The AI boom has been built on a simple assumption: the companies with the best models will capture most of the value. That belief helped push valuations for leading AI developers into the hundreds of billions of dollars and turned model performance benchmarks into headline news.
But markets have a habit of changing the rules. When a technology becomes widely available and customers can switch providers with little friction, price becomes the battleground. New reports suggest that moment may be arriving for artificial intelligence.
OpenAI’s Pricing Move Could Change Everything
According to The Wall Street Journal, OpenAI is considering “drastic price cuts” as competition with Anthropic intensifies. CNBC separately reported that OpenAI is evaluating lower token pricing in anticipation of a broader fight for enterprise customers.
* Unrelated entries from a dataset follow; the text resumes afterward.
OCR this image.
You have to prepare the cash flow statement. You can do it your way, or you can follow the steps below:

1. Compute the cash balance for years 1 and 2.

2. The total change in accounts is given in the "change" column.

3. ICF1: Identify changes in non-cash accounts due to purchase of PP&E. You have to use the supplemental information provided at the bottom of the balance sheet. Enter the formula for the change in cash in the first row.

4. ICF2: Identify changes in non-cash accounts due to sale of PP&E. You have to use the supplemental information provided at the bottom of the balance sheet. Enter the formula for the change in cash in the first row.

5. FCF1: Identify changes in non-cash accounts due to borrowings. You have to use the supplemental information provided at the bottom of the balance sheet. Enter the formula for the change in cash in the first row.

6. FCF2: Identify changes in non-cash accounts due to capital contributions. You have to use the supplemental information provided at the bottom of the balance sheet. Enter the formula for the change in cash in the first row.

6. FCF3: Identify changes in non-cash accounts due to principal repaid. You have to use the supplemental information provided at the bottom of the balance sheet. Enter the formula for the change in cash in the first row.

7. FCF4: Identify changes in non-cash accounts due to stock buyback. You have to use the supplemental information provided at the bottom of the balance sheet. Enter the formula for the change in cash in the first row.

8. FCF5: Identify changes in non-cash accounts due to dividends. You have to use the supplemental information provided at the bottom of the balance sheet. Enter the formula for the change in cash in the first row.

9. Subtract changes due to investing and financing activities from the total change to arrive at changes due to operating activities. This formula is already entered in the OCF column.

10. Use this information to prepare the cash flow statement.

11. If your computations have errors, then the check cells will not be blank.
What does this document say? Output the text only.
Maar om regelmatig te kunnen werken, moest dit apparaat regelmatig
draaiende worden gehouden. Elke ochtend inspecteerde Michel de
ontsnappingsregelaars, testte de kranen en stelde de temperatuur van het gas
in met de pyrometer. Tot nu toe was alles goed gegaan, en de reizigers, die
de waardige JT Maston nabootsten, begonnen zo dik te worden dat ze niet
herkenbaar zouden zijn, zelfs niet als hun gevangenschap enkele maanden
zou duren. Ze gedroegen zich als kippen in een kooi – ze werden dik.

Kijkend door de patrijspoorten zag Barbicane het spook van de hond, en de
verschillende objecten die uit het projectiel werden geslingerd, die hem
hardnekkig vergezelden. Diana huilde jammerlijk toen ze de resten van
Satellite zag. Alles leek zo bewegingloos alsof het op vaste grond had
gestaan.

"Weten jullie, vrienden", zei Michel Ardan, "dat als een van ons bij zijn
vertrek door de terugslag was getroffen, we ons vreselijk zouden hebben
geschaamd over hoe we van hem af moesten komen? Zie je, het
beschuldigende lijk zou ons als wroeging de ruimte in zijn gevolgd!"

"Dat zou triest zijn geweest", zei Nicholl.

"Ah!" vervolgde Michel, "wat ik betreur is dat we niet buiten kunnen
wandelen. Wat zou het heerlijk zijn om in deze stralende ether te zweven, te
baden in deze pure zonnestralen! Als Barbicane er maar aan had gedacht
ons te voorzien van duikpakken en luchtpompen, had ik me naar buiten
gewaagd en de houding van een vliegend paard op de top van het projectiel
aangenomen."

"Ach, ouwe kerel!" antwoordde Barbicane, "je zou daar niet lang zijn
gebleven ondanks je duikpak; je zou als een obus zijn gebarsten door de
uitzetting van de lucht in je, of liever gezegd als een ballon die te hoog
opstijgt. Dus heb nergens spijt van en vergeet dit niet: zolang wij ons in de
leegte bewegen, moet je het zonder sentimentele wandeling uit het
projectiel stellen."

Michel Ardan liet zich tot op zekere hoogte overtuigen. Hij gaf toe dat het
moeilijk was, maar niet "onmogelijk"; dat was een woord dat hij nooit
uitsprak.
The numbers behind this matter. OpenAI and Anthropic are both spending billions of dollars on infrastructure while racing toward potential IPOs. Yet customers are increasingly scrutinizing AI spending and demanding measurable returns. OpenAI CEO Sam Altman recently acknowledged that AI costs have become “a huge issue” for customers. Uber Technologies (NYSE:UBER | UBER Price Prediction) infamously spent its entire AI budget for the year in just four months.
What’s more interesting is what many enterprise software users are already reporting. Increasingly, companies seem less concerned about whether a vendor uses OpenAI, Anthropic, Google, or another third-party model. They care about results, compliance, workflow integration, and cost.
That’s not what a durable moat looks like. When customers become indifferent to the underlying model, the model starts looking like a commodity.
The Real Moat May Be Customer Data
If model differentiation continues shrinking over the next several years, the winning AI companies won’t necessarily be those with the smartest models. They’ll be the companies that possess the most valuable customer-specific data and can safely deploy AI agents on top of it.
Think about what enterprise customers actually need:
- Regulatory compliance
- Historical transaction records
- Customer relationship data
- Healthcare records
- Supply chain information
- Internal workflow data
The companies already sitting on these datasets are the large enterprise software providers.
Earlier this year, investors punished many software stocks during the so-called “SaaS-pocalypse.” Revenue growth slowed, valuation multiples compressed, and investors shifted attention toward AI infrastructure plays. Yet these software firms maintained control over something far more difficult to replicate than a language model: decades of proprietary customer data.
That data becomes exponentially more valuable when AI agents begin making decisions and executing work on behalf of customers.
Why This Could Create Surprising Winners
Surprisingly, this logic helps explain why some analysts believe companies far removed from the AI model wars could become enormous beneficiaries.
One recent analysis argued that Eli Lilly (NYSE:LLY) could surpass Nvidia (NASDAQ:NVDA) in market value within five years. The reasoning wasn’t that Lilly would build better AI models. It was that proprietary healthcare data, patient relationships, and specialized industry expertise may become more valuable than access to increasingly interchangeable AI engines.
The same principle applies across enterprise software. If OpenAI, Anthropic, Google, and others engage in aggressive pricing competition, the economic value may migrate away from the model providers and toward the companies that own the customer relationship and the underlying data.
In other words, AI models may become the electricity. The software platforms connected to customer data become the power grid.
Key Takeaway
In short, a price war between OpenAI and Anthropic could be a warning sign for investors betting exclusively on model providers. Reports of potential pricing cuts suggest competitive pressure is already building.
Granted, model leadership still matters. The best systems will continue attracting users and enterprise contracts. That said, if switching costs remain low and performance differences narrow, pricing pressure becomes difficult to avoid.
Regardless, investors should pay closer attention to who owns the data rather than who owns the model. The enterprise software companies that many investors abandoned during the SaaS downturn may ultimately control the most valuable asset in the AI economy: trusted access to customer information.
And in investing, the companies everyone hates today often become the stocks everyone wishes they had bought tomorrow.